Néanmoins, tous ces détails marquants ne font que souligner l'absence d'informations que nous possédons et le peu de retentissement local qu'à pu avoir l'épisode lyonnais en 1575 (oui, contrairement à de nombreuses sources internet qui placent le match en 1574). L'auteur le mentionne à la p. 201, faisant simplement remarquer que ce Calcio avait été organisé en l'honneur du roi de France Henri III qui revenait d'un voyage en Pologne via l'Italie mais sans que nous sachions pour autant sur quelle place s'est tenue la rencontre.
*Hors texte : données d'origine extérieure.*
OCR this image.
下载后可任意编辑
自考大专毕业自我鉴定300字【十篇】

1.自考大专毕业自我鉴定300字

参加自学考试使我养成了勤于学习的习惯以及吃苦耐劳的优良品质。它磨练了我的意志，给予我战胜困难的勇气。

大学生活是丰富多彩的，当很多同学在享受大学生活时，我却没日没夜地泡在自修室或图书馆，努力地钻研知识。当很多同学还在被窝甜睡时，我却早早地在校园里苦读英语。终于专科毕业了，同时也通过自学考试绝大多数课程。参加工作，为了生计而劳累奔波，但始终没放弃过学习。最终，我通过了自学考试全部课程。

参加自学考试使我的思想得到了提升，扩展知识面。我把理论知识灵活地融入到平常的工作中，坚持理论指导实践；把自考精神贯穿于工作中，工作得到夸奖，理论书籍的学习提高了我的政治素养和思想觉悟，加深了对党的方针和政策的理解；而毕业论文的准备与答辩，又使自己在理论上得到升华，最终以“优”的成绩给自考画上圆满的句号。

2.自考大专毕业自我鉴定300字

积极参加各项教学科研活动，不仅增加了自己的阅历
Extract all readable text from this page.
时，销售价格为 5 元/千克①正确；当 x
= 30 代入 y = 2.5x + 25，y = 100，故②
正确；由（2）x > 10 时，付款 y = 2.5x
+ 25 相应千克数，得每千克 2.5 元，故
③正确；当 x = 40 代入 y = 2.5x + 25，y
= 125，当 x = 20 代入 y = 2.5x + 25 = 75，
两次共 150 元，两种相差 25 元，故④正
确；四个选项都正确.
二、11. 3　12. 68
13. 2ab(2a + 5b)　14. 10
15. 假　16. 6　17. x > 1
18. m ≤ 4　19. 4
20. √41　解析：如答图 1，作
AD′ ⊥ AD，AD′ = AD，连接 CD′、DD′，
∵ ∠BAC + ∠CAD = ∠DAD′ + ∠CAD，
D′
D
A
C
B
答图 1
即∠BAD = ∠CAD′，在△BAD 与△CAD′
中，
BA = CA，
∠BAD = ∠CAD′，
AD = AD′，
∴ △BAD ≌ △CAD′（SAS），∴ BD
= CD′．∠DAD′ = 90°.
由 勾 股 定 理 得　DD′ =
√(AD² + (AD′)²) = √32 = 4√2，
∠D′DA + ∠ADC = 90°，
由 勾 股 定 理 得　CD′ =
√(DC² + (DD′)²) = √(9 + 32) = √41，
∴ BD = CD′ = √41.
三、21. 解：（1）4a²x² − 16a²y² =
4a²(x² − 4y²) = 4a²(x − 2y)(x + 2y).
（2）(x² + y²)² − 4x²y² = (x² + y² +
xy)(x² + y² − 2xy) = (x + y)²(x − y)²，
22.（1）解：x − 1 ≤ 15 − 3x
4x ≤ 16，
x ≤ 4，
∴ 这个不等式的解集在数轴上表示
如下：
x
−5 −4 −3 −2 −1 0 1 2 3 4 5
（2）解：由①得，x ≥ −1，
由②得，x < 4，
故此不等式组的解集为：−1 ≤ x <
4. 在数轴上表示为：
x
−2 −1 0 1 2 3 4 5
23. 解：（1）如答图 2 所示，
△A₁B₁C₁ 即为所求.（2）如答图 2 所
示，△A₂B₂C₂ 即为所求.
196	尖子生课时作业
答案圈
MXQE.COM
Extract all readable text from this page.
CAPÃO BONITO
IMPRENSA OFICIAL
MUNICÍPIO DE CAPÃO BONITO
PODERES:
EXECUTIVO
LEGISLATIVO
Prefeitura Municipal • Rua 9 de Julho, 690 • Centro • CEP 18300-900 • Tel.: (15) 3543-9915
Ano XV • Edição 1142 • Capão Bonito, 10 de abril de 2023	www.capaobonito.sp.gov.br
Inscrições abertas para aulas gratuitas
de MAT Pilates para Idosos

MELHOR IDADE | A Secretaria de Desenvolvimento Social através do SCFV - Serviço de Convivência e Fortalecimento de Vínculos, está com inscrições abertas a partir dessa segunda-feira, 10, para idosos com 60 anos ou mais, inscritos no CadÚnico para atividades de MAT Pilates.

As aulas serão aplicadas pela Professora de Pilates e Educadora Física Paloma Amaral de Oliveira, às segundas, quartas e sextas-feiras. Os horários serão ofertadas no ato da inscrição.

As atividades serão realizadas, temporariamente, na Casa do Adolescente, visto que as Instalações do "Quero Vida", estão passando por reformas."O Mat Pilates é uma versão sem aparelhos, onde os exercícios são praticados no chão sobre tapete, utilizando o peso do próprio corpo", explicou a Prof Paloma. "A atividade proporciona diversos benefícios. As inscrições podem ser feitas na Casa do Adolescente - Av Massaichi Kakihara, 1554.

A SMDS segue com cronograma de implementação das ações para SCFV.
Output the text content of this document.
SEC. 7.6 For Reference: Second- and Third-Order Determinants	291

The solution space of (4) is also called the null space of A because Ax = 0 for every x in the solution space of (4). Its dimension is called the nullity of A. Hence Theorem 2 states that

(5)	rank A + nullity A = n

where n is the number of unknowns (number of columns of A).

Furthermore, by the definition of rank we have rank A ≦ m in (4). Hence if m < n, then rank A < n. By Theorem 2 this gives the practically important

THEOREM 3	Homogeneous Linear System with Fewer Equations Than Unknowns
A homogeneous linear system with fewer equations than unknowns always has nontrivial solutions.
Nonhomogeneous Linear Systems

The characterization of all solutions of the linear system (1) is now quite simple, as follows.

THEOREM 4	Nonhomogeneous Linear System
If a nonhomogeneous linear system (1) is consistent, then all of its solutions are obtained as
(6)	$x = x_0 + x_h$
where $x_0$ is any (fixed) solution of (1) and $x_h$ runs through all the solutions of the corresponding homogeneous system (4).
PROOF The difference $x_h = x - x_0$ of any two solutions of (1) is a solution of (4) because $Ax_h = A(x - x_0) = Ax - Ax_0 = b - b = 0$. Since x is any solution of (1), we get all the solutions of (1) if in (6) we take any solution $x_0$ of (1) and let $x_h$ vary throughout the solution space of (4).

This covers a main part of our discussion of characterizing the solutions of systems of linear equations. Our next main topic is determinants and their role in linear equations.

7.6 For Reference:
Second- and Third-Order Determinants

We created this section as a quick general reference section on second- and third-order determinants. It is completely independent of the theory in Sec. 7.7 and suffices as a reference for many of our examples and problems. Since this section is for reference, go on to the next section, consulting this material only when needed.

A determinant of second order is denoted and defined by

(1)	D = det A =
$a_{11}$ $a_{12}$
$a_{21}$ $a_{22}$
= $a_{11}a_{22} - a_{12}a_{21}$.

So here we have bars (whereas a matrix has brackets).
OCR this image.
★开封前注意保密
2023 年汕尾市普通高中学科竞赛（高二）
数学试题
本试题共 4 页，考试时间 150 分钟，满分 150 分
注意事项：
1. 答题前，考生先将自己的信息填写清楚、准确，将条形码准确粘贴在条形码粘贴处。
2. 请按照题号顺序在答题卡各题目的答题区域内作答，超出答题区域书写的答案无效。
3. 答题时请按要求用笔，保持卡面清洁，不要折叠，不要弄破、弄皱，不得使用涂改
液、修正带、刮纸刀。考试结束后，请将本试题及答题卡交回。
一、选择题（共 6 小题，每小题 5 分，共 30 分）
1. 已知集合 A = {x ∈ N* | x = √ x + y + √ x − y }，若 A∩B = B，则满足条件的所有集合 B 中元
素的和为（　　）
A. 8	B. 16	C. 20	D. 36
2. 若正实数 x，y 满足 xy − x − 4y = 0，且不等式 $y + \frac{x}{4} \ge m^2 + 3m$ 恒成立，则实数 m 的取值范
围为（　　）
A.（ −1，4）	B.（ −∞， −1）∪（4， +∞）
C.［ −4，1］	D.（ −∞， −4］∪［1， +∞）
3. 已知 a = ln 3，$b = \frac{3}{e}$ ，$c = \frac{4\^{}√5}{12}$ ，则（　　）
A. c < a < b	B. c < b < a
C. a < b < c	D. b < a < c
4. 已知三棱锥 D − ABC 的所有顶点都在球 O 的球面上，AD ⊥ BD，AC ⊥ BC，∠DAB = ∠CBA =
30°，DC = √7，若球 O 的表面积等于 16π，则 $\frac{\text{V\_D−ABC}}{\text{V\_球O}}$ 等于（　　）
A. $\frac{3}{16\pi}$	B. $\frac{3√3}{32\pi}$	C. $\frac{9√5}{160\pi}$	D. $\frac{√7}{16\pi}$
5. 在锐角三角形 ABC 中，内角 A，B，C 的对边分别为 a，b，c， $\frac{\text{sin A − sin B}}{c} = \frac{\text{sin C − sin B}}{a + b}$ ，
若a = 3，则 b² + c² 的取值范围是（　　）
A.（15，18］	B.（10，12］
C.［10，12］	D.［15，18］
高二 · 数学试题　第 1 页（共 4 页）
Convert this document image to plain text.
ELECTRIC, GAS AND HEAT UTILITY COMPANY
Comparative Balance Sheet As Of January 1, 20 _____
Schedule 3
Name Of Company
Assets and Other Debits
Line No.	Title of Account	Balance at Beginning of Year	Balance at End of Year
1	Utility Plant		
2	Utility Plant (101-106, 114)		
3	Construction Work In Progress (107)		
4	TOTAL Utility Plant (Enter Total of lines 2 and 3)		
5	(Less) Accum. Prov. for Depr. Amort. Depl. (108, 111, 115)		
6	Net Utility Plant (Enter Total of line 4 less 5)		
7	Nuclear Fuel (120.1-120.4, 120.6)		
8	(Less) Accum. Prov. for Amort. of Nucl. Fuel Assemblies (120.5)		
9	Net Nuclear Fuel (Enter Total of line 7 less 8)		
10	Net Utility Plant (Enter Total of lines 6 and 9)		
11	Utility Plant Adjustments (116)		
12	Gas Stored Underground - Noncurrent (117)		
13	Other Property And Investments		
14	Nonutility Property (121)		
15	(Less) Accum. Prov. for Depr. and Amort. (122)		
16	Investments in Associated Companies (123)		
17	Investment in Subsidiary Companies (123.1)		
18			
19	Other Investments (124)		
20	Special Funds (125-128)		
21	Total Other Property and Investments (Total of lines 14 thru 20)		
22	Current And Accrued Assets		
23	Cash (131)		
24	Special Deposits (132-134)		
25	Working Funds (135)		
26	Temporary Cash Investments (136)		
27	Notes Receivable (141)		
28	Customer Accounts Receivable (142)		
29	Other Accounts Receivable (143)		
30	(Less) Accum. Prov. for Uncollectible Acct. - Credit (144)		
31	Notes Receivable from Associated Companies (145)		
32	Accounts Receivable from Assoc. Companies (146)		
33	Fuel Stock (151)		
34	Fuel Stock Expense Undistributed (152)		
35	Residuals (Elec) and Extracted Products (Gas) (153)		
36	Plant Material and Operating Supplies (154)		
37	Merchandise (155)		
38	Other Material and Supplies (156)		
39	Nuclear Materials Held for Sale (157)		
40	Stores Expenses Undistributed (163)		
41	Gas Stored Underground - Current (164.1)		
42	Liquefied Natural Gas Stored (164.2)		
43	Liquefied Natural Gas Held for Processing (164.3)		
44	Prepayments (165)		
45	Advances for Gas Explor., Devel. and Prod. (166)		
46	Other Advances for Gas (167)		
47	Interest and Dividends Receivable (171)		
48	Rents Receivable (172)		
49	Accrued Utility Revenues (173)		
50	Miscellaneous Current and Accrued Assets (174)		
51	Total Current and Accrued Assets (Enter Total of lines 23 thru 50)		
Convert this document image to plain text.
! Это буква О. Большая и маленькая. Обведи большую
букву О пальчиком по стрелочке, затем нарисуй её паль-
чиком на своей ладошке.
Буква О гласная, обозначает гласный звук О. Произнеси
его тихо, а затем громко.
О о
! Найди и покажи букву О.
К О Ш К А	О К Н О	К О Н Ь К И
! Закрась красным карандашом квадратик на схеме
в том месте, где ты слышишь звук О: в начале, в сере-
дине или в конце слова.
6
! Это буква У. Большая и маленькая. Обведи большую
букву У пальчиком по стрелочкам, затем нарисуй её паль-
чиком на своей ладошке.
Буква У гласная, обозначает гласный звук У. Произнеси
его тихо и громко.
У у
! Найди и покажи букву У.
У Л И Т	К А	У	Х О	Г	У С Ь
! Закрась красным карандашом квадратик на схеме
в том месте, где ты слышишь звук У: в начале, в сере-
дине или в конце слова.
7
Comme le veut la légende, le roi aurait qualifié ce spectacle de : "trop petit pour qu’on l’appelle la guerre, trop cruel pour qu’on l’appelle un jeu" (Lyoncapitale - Lyon et le Calcio Storico : une histoire de quatre siècles, 2020) et les marchands n'auraient pas organisé de nouveaux matchs dans la ville.
C'est plus de 400 ans plus tard, dans le cadre des célébrations de la coupe du monde de football 1998 qu'une nouvelle rencontre entre lyonnais et florentin s'est jouée à Lyon, au moment de la compétition. Mais LyonCapitale et cet article du Parisien - Les ratés du mondial à Lyon (juin 1998) relatent une journée catastrophique où le match, qui avaient couté cher à la ville, dû être rapidement annulé après s'être transformé en véritable pugilat après seulement quelques minutes de jeu. Toutefois, selon un article du Progrès (Calcio Storico, l'important fut de participer, juillet 1999) lisible sur la plateforme Europresse, un match retour aurait été organisé à Florence en 1999 dans de meilleures conditions, bien que les joueurs lyonnais très inexpérimentés se soient inclinés sur le lourd score de 10 à 0.
En effet, si les Italiens continuent à s'imposer très largement dans la discipline c'est, en plus d'être quasiment les seuls à la pratiquer, que le Calcio est redevenu peu à peu à la mode à partir des années 1930, en plein régime fasciste. De nos jours, un tournoi est organisé au coeur de Florence à chaque année au moins de juin et fait se rencontrer 4 équipes représentants4 quartiers historiques de la ville. Pour en savoir plus sur cet événement aussi viril que spectaculaire, nous vous suggérons la lecture de ces articles du Figaro : À Florence avec les derniers gladiateurs (2013) et Calcio storico de Florence : un sport violent et historique aux racines médiévales (2022). Enfin, pour mieux vous représenter la discipline de nos jours qui a beaucoup évolué vous pouvez regarder cette vidéo de la finale de 2016 ou ce clip, datant probablement du début des années 2010. Les coups sont lâchés sans retenus, par devant et par derrière, sans ou avec ballon, en l'air ou on sol...On préférera pour notre part regarder tout ça derrière notre ordinateur.